Tandingi Manusia, Hewan Cerdas Ini Bisa Diagnosis Luka dan Lakukan Operasi Bedah
Menyelamatkan nyawa dengan upaya hati-hati sering terlihat sebagai sifat unik manusia.
Peneliti menunjukkan sejumlah semut mungkin menjalankan versi medis mereka sendiri seperti manusia.
Studi yang diterbitkan dalam jurnal sains, Current Biology, menyoroti bagaimana jenis semut tukang kayu Florida (Camponotus floridanus) menangani luka parah di antara teman-teman sarangga.
Bagi semut-semut ini, cedera pada kaki terkadang perlu dilakukan amputasi atau pembersihan, tergantung tingkat keparahannya. Hal ini dikarenakan amputasi dapat menyelamatkan nyawa.
Semut dan amputasi yang menyelamatkan nyawa
Menurut Erik Frank dari Universitas Wurzburg, keputusan tentang cara merawat anggota tubuh yang terluka tampaknya bergantung pada potensi risiko infeksi dan jumlah jaringan otot di area yang terluka.
Ilmuwan yang meneliti semut tersebut menemukan bahwa dia menggunakan kombinasi yang mencolok antara pembersihan luka dan pengangkatan anggota tubuh.
Amputasi anggota tubuh
“Ketika kita berbicara tentang amputasi, ini merupakan satu-satunya kasus di mana amputasi yang canggih dan sistematis terjadi di kerajaan hewan,” kata Frank, seperti dilansir Earth.com.
Menurut makalah yang terbit pada 2023, spesies semut yang berbeda yakni Megaponera analis, terbukti mengandalkan kelenjar khusus untuk melepaskan senyawa antimikroba selama perawatan.
Namun, semut tukang kayu Florida tidak memiliki kelenjar khusus seperti semut Megaponera, melainkan menggunakan mekanisme murni. Mereka menggunakan mulut untuk membersihkan luka, dan dalam kasus tertentu mereka melakukan amputasi anggota tubuh.
Pengamatan mengungkap bahwa semut mengendalikan evaluasi sistematis dari setiap luka. Hal tersebut menunjukkan bahwa mereka dapat mendeteksi kapan amputasi dapat memberikan hasil yang maksimal, dari pada hanya membersihkan luka saja.
Jenis Luka Menentukan Tindakan Medis
Dalam penelitian tersebut, cedera tulang paha hampir selalu ditangani dengan pembersihan awal sebelum kaki dibuang. Sedangkan untuk cedera tulang kering, semut hanya membersihkannya.
Menurut Frank “Cedera tulang paha (femur) mengharuskan mereka mengamputasi kaki, dan memiliki tingkat keberhasilan sekitar 90% atau 95%. Untuk tulang kering (tibia) yang tidak diamputasi, tingkat kelangsungan hidup mencapai 75%.”
Anatomi kaki tampaknya menjelaskan perbedaan ini. Jaringan otot di dalam tulang paha dapat terganggu jika dibiarkan utuh. Sedangkan tulang kering memiliki kandungan otot lebih sedikit dan memainkan peran lebih kecil dalam mengalirkan darah melalui kaki.

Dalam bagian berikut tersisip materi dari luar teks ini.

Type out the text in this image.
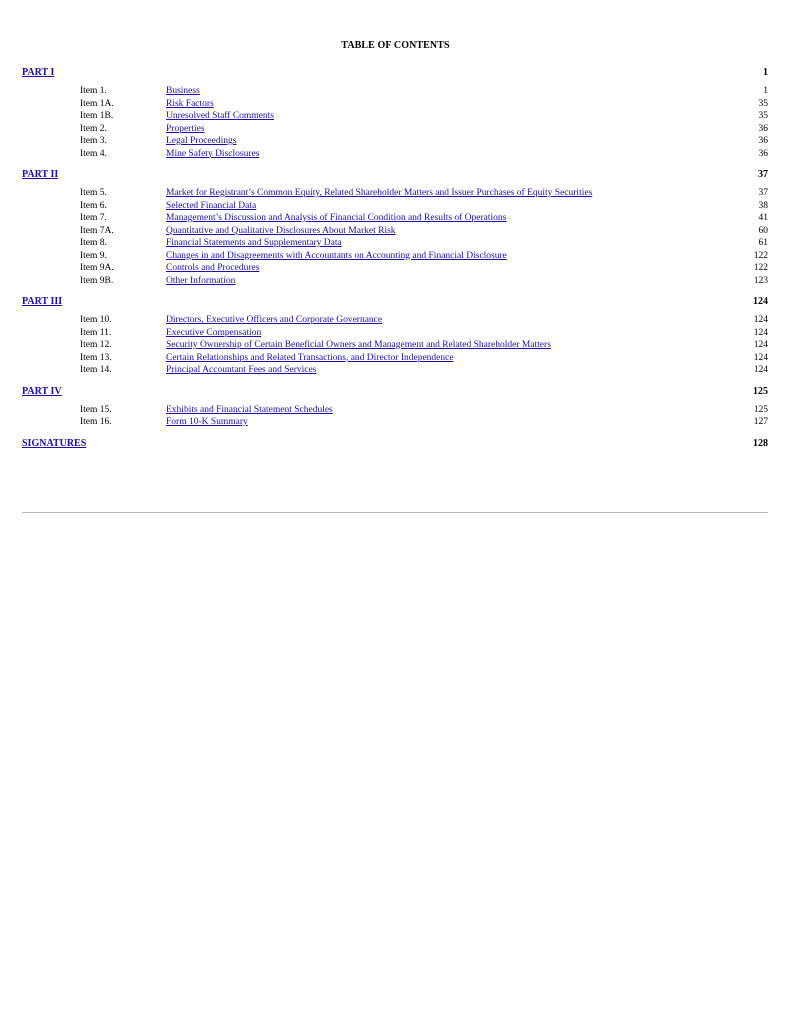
TABLE OF CONTENTS
PART I	1
Item 1.	Business	1
Item 1A.	Risk Factors	35
Item 1B.	Unresolved Staff Comments	35
Item 2.	Properties	36
Item 3.	Legal Proceedings	36
Item 4.	Mine Safety Disclosures	36
PART II	37
Item 5.	Market for Registrant’s Common Equity, Related Shareholder Matters and Issuer Purchases of Equity Securities	37
Item 6.	Selected Financial Data	38
Item 7.	Management’s Discussion and Analysis of Financial Condition and Results of Operations	41
Item 7A.	Quantitative and Qualitative Disclosures About Market Risk	60
Item 8.	Financial Statements and Supplementary Data	61
Item 9.	Changes in and Disagreements with Accountants on Accounting and Financial Disclosure	122
Item 9A.	Controls and Procedures	122
Item 9B.	Other Information	123
PART III	124
Item 10.	Directors, Executive Officers and Corporate Governance	124
Item 11.	Executive Compensation	124
Item 12.	Security Ownership of Certain Beneficial Owners and Management and Related Shareholder Matters	124
Item 13.	Certain Relationships and Related Transactions, and Director Independence	124
Item 14.	Principal Accountant Fees and Services	124
PART IV	125
Item 15.	Exhibits and Financial Statement Schedules	125
Item 16.	Form 10-K Summary	127
SIGNATURES	128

“Jadi, karena mereka tidak bisa memotong kaki dengan cepat, untuk mencegah penyebaran bakteri bahaya biasanya mereka membatasi kemungkinan infeksi dengan menghabiskan waktu untuk membersihkan luka tulang kering,” jelas penulis senior dan ahli biologi evolusi Universitas Lausanne, Laurent Keller.

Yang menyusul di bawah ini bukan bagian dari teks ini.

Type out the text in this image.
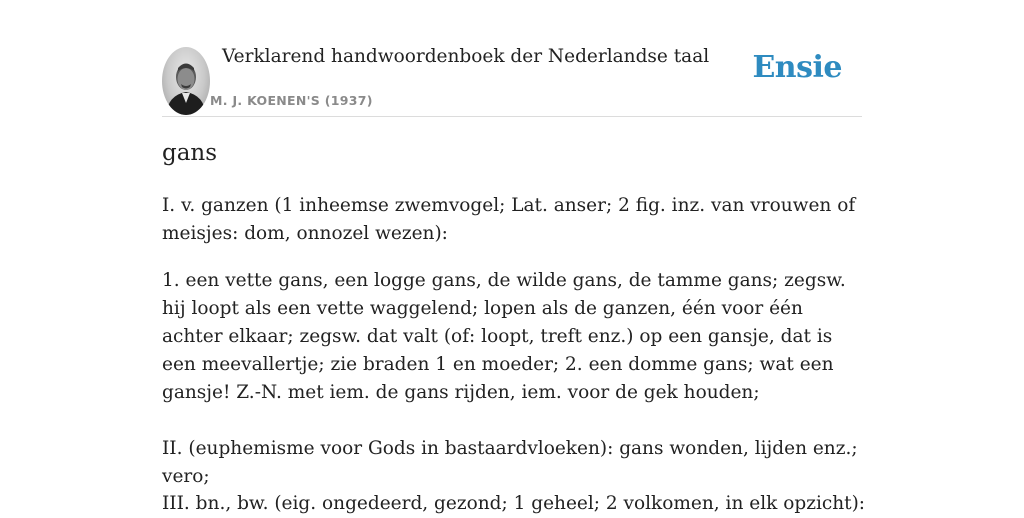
Verklarend handwoordenboek der Nederlandse taal
M. J. KOENEN'S (1937)
Ensie
gans
I. v. ganzen (1 inheemse zwemvogel; Lat. anser; 2 fig. inz. van vrouwen of meisjes: dom, onnozel wezen):
1. een vette gans, een logge gans, de wilde gans, de tamme gans; zegsw. hij loopt als een vette waggelend; lopen als de ganzen, één voor één achter elkaar; zegsw. dat valt (of: loopt, treft enz.) op een gansje, dat is een meevallertje; zie braden 1 en moeder; 2. een domme gans; wat een gansje! Z.-N. met iem. de gans rijden, iem. voor de gek houden;
II. (euphemisme voor Gods in bastaardvloeken): gans wonden, lijden enz.; vero;
III. bn., bw. (eig. ongedeerd, gezond; 1 geheel; 2 volkomen, in elk opzicht):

Mengenal Lebih Dekat Semut Kayu Florida
Semut Kayu Florida adalah spesies yang berukuran besar, berani, dan mudah dikenali berkat tubuhnya yang berwarna cokelat kemerahan, serta kepala dan perutnya yang lebih gelap. Tidak seperti semut tukang kayu pada umumnya yang mengunyah kayu untuk membangun sarang, semut tukang kayu florida lebih suka pindah ke rongga yang sudah ada seperti rongga pohon.
Semut-semut tersebut dapat hidup selama bertahun-tahun. Mereka bertindak sebagai tenaga medis, “fakta bahwa semut mampu mendiagnosis luka, melihat apakah luka itu terinfeksi atau steril, dan mengobatinya dengan tepat dalam jangka waktu yang lama. Mereka satu-satunya sistem medis yang dapat menyaingi sistem manusia,” kata Frank.